At the top of his profession, Gordonsville Fire Chief Daniel LaFevor, from Smith County, has taken advantage of what Crossroads Mission Care has to offer to both him and his crew.
“On the mental-health side, a couple of my firemen were having problems,” said Gordonsville Fire Chief Daniel LaFevor. “We have a chaplain in Smith County, but I wanted someone who is not affiliated with anyone else in the county to come talk to those people. So, (Patti) came and just talked. It helped us tremendously. One of my firemen said, ‘I told her things that I hadn’t told anybody in 35 years.’ It was a tremendous help to us.”
The work of Crossroads Mission Care also extends beyond the United States borders to several spiritual first responders overseas.
“I met the Carters back in 2017,” said Lauren Clark, a missionary to Kathmandu. “Early in 2019, we were blindsided by COVID and had to return to the (United) States for a year. In that year, we reached back out to (Crossroads Mission Care).
“I reached out to (Patti) in a time of struggle. Just being a young mom and wife in a foreign country, I needed some support and encouragement. Patti and Gil have always supported us, and I know they always will. We are very grateful to have met them along the way. If we end up in the States again, we’d love to work alongside them at Crossroads and serve others the way the Lord has called the Carters to serve us.”
Continuing the outreach of Crossroads Mission Care takes financial support, which is solely raised by the Carters though speaking engagements at churches and civic organizations and by events such as the First Responder Alpha Games.
“All proceeds (from the Alpha Games) go straight back into the non-profit (Crossroads Mission Care),” said Patti Carter. “But approximately 95% of our funding is raised outside the service area providing for services here in Middle Tennessee.”
The First Responder Alpha Games provides an opportunity for friendly competition between different first-responder divisions as they compete in various sporting events.

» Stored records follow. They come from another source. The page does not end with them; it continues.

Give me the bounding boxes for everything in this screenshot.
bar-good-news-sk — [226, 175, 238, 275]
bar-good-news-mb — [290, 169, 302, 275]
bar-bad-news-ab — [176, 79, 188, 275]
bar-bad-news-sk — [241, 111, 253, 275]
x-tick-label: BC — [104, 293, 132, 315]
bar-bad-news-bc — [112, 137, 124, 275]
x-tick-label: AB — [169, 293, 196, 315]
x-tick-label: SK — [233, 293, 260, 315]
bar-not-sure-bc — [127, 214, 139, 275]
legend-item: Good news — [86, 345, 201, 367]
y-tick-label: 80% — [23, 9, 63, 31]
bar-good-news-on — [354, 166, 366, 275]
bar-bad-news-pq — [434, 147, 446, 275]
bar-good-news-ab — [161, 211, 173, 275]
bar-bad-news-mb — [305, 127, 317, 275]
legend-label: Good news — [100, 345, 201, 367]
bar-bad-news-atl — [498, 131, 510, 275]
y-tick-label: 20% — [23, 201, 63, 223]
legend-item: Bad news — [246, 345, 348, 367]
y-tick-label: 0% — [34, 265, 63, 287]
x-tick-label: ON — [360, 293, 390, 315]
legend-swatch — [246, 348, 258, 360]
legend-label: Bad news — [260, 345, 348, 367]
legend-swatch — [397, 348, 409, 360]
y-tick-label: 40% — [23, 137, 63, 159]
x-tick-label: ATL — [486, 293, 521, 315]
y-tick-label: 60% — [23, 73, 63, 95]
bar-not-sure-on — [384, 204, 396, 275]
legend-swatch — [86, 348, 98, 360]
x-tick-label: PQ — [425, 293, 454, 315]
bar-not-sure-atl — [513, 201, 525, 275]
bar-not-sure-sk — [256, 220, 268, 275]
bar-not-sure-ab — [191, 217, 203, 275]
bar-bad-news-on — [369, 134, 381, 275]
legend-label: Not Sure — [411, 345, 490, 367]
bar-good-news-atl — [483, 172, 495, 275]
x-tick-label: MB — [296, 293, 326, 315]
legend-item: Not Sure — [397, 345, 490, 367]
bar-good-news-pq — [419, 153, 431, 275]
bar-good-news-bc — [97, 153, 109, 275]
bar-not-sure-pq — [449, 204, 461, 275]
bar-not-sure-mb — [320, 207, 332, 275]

“The goal of the Alpha Games is to allow the first responders to have an event where they can blow off steam and build their community,” said Patti Carter. “(For example), the fire that happened down the street had Macon County’s fire truck along with Hartsville’s fire truck respond. So, those communities work together. It builds camaraderie and trust, and therefore, safety and better functioning on sites during crisis, because they know each other and have worked together and played together. It allows the community to see a little of what the first responders do.”

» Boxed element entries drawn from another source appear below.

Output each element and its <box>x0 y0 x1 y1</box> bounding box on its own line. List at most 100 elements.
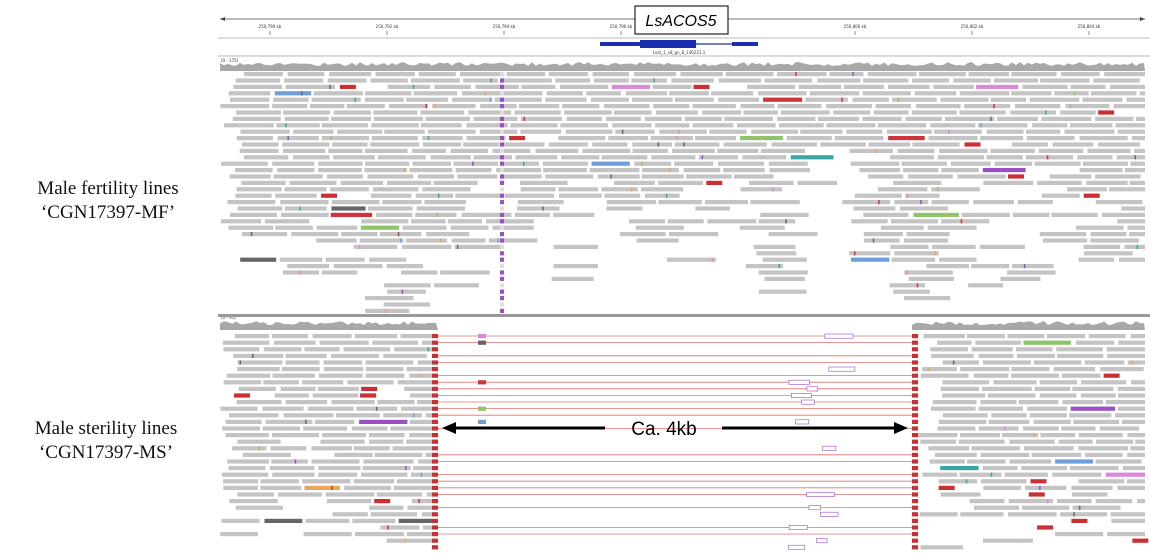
read <box>402 245 452 249</box>
read <box>230 213 277 217</box>
read <box>801 400 814 404</box>
variant-stack <box>500 226 504 230</box>
read <box>1027 407 1067 411</box>
read <box>939 258 976 262</box>
mismatch <box>641 162 643 166</box>
read <box>454 162 499 166</box>
read <box>711 91 753 95</box>
mismatch <box>898 98 900 102</box>
read <box>854 206 896 210</box>
split-end <box>912 545 918 549</box>
read <box>980 245 1025 249</box>
read <box>273 98 309 102</box>
read <box>789 380 809 384</box>
read <box>972 347 1013 351</box>
read <box>818 117 859 121</box>
read <box>329 72 371 76</box>
read <box>904 270 953 274</box>
read <box>486 219 534 223</box>
read <box>890 245 928 249</box>
read <box>227 459 269 463</box>
read <box>288 72 325 76</box>
read <box>741 187 783 191</box>
read <box>560 123 608 127</box>
read <box>851 162 900 166</box>
split-end <box>912 400 918 404</box>
read <box>893 290 930 294</box>
mismatch <box>398 232 400 236</box>
read <box>940 98 988 102</box>
read <box>637 238 679 242</box>
read <box>1079 433 1123 437</box>
variant-stack <box>500 270 504 274</box>
read <box>333 155 375 159</box>
split-end <box>432 473 438 477</box>
read <box>398 380 432 384</box>
read <box>941 219 989 223</box>
read <box>1069 413 1111 417</box>
read <box>789 545 805 549</box>
read <box>319 374 363 378</box>
mismatch <box>1039 486 1041 490</box>
read <box>876 104 911 108</box>
read <box>517 206 559 210</box>
read <box>271 459 308 463</box>
read <box>387 290 426 294</box>
read <box>372 341 418 345</box>
mismatch <box>418 374 420 378</box>
read <box>365 296 414 300</box>
variant-stack <box>500 168 504 172</box>
read <box>448 219 482 223</box>
read <box>237 136 273 140</box>
read <box>322 433 366 437</box>
split-end <box>912 407 918 411</box>
split-end <box>912 525 918 529</box>
read <box>761 149 805 153</box>
read <box>543 168 587 172</box>
read <box>363 466 411 470</box>
read <box>1007 270 1056 274</box>
read <box>874 110 909 114</box>
variant-stack <box>500 174 504 178</box>
read <box>409 433 432 437</box>
read <box>440 270 489 274</box>
read <box>314 91 363 95</box>
read <box>369 506 403 510</box>
read <box>413 162 452 166</box>
read <box>1114 104 1145 108</box>
read <box>586 91 621 95</box>
read <box>817 78 860 82</box>
read <box>675 142 720 146</box>
read <box>888 85 930 89</box>
read <box>328 78 367 82</box>
read <box>632 98 673 102</box>
read <box>418 459 432 463</box>
read <box>452 98 492 102</box>
split-end <box>432 440 438 444</box>
read <box>369 433 405 437</box>
read <box>413 466 432 470</box>
read <box>1043 238 1087 242</box>
read <box>1072 387 1113 391</box>
read <box>567 117 603 121</box>
mismatch <box>524 117 526 121</box>
read <box>708 219 757 223</box>
read <box>434 85 471 89</box>
read <box>270 446 306 450</box>
read <box>598 174 640 178</box>
read <box>1073 420 1119 424</box>
read <box>549 142 588 146</box>
read <box>281 213 329 217</box>
read <box>920 440 956 444</box>
read <box>1095 117 1133 121</box>
read <box>545 98 586 102</box>
read <box>592 142 627 146</box>
read <box>276 123 319 127</box>
variant-stack <box>500 149 504 153</box>
read <box>592 162 630 166</box>
read <box>337 130 382 134</box>
read <box>331 117 371 121</box>
read <box>377 400 414 404</box>
read <box>669 91 709 95</box>
read <box>503 78 552 82</box>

The First Responder Alpha Games will be Sept. 17 at Trey Park in Hartsville. Law enforcement, firefighters, and EMS from several Middle Tennessee counties will be competing against each other to see which county or department prevails. The children of first responders will also have the opportunity to compete in events for prizes. The hope of the Carters is that it will become Hartsville’s annual, signature event.